Amity Institute of Neuropsychology & Neurosciences, Amity University, Noida 201303, India.
School of Life Sciences, Jawaharlal Nehru University, New Delhi 110067, India.
Biomolecules. 2022 Mar 15;12(3):451. doi: 10.3390/biom12030451.

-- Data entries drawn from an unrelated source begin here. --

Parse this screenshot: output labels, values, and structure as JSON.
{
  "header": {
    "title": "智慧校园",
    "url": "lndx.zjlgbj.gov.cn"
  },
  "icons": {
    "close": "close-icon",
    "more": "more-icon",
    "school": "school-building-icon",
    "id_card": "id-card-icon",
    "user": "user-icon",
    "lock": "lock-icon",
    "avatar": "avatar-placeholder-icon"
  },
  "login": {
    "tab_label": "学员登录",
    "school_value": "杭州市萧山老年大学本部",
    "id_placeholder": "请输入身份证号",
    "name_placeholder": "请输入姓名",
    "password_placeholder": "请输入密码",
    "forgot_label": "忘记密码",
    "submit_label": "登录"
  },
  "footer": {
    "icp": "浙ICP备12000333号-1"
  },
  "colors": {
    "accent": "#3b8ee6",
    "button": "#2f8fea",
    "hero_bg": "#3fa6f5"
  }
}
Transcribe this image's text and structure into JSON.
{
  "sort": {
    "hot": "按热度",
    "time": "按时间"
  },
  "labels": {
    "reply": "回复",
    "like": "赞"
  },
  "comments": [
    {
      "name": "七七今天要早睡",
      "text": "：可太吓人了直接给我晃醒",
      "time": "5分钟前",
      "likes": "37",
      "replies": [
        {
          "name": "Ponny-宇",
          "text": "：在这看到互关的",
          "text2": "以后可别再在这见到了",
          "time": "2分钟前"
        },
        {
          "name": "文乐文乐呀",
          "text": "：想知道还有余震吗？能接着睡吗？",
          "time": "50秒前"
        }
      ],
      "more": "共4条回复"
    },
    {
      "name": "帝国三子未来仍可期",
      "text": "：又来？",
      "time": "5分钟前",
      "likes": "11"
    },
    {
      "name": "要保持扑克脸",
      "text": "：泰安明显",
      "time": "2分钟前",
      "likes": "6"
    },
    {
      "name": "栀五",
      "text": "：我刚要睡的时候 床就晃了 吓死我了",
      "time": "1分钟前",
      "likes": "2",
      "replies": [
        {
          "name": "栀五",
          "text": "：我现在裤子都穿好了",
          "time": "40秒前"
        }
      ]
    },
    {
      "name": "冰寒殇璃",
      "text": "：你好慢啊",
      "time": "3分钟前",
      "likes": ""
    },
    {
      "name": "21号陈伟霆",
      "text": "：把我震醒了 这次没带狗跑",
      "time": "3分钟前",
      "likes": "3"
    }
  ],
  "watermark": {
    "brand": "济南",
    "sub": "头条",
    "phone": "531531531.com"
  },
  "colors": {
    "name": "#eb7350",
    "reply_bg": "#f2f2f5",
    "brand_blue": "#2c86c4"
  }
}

Dementia-a syndrome affecting human cognition-is a major public health concern given to its rising prevalence worldwide. Though multiple research studies have analyzed disorders such as Alzheimer's disease and Frontotemporal dementia using a systems biology approach, a similar approach to dementia syndrome as a whole is required. In this study, we try to find the high-impact core regulating processes and factors involved in dementia's protein-protein interaction network. We also explore various aspects related to its stability and signal propagation. Using gene interaction databases such as STRING and GeneMANIA, a principal dementia network (PDN) consisting of 881 genes and 59,085 interactions was achieved. It was assortative in nature with hierarchical, scale-free topology enriched in various gene ontology (GO) categories and KEGG pathways, such as negative and positive regulation of apoptotic processes, macroautophagy, aging, response to drug, protein binding, etc. Using a clustering algorithm (Louvain method of modularity maximization) iteratively, we found a number of communities at different levels of hierarchy in PDN consisting of 95 "motif-localized hubs", out of which, 7 were present at deepest level and hence were key regulators (KRs) of PDN (HSP90AA1, HSP90AB1, EGFR, FYN, JUN, CELF2 and CTNNA3). In order to explore aspects of network's resilience, a knockout (of motif-localized hubs) experiment was carried out. It changed the network's topology from a hierarchal scale-free topology to scale-free, where independent clusters exhibited greater control. Additionally, network experiments on interaction of druggable genome and motif-localized hubs were carried out where UBC, EGFR, APP, CTNNB1, NTRK1, FN1, HSP90AA1, MDM2, VCP, CTNNA1 and GRB2 were identified as hubs in the resultant network (RN). We finally concluded that stability and resilience of PDN highly relies on motif-localized hubs (especially those present at deeper levels), making them important therapeutic intervention candidates. HSP90AA1, involved in heat shock response (and its master regulator, i.e., HSF1), and EGFR are most important genes in pathology of dementia apart from KRs, given their presence as KRs as well as hubs in RN.
痴呆症是一种影响人类认知的综合征,由于其在全球的患病率不断上升,因此成为一个主要的公共卫生关注点。尽管有多项研究采用系统生物学方法分析了阿尔茨海默病和额颞叶痴呆等疾病,但仍需要采用类似的方法来研究整个痴呆症综合征。在这项研究中,我们试图找到涉及痴呆症蛋白质-蛋白质相互作用网络的高影响核心调节过程和因素。我们还探讨了与其稳定性和信号传播相关的各个方面。使用基因相互作用数据库,如 STRING 和 GeneMANIA,我们构建了一个由 881 个基因和 59085 个相互作用组成的主要痴呆症网络(PDN)。该网络具有层次结构和无标度拓扑性质,富集了各种基因本体论(GO)类别和 KEGG 途径,如凋亡过程的负调控和正调控、巨自噬、衰老、对药物的反应、蛋白质结合等。通过反复使用聚类算法(模块度最大化的 Louvain 方法),我们在 PDN 中发现了不同层次的多个社区,其中包含 95 个“基序定位枢纽”,其中 7 个位于最深层次,因此是 PDN 的关键调节因子(KRs)(HSP90AA1、HSP90AB1、EGFR、FYN、JUN、CELF2 和 CTNNA3)。为了探索网络弹性的各个方面,我们进行了敲除(基序定位枢纽)实验。该实验将网络的拓扑结构从层次无标度拓扑结构改变为无标度拓扑结构,其中独立的簇表现出更大的控制能力。此外,我们还对可药用基因组和基序定位枢纽之间的相互作用进行了网络实验,结果鉴定出 UBC、EGFR、APP、CTNNB1、NTRK1、FN1、HSP90AA1、MDM2、VCP、CTNNA1 和 GRB2 是网络中的枢纽。最后,我们得出结论,PDN 的稳定性和弹性高度依赖于基序定位枢纽(特别是那些位于更深层次的枢纽),这使它们成为重要的治疗干预候选物。除了 KR 之外,HSP90AA1 还参与了热休克反应(及其主调节因子,即 HSF1),EGFR 是痴呆症病理学中除 KR 之外最重要的基因,因为它们既是 KR 也是 RN 中的枢纽。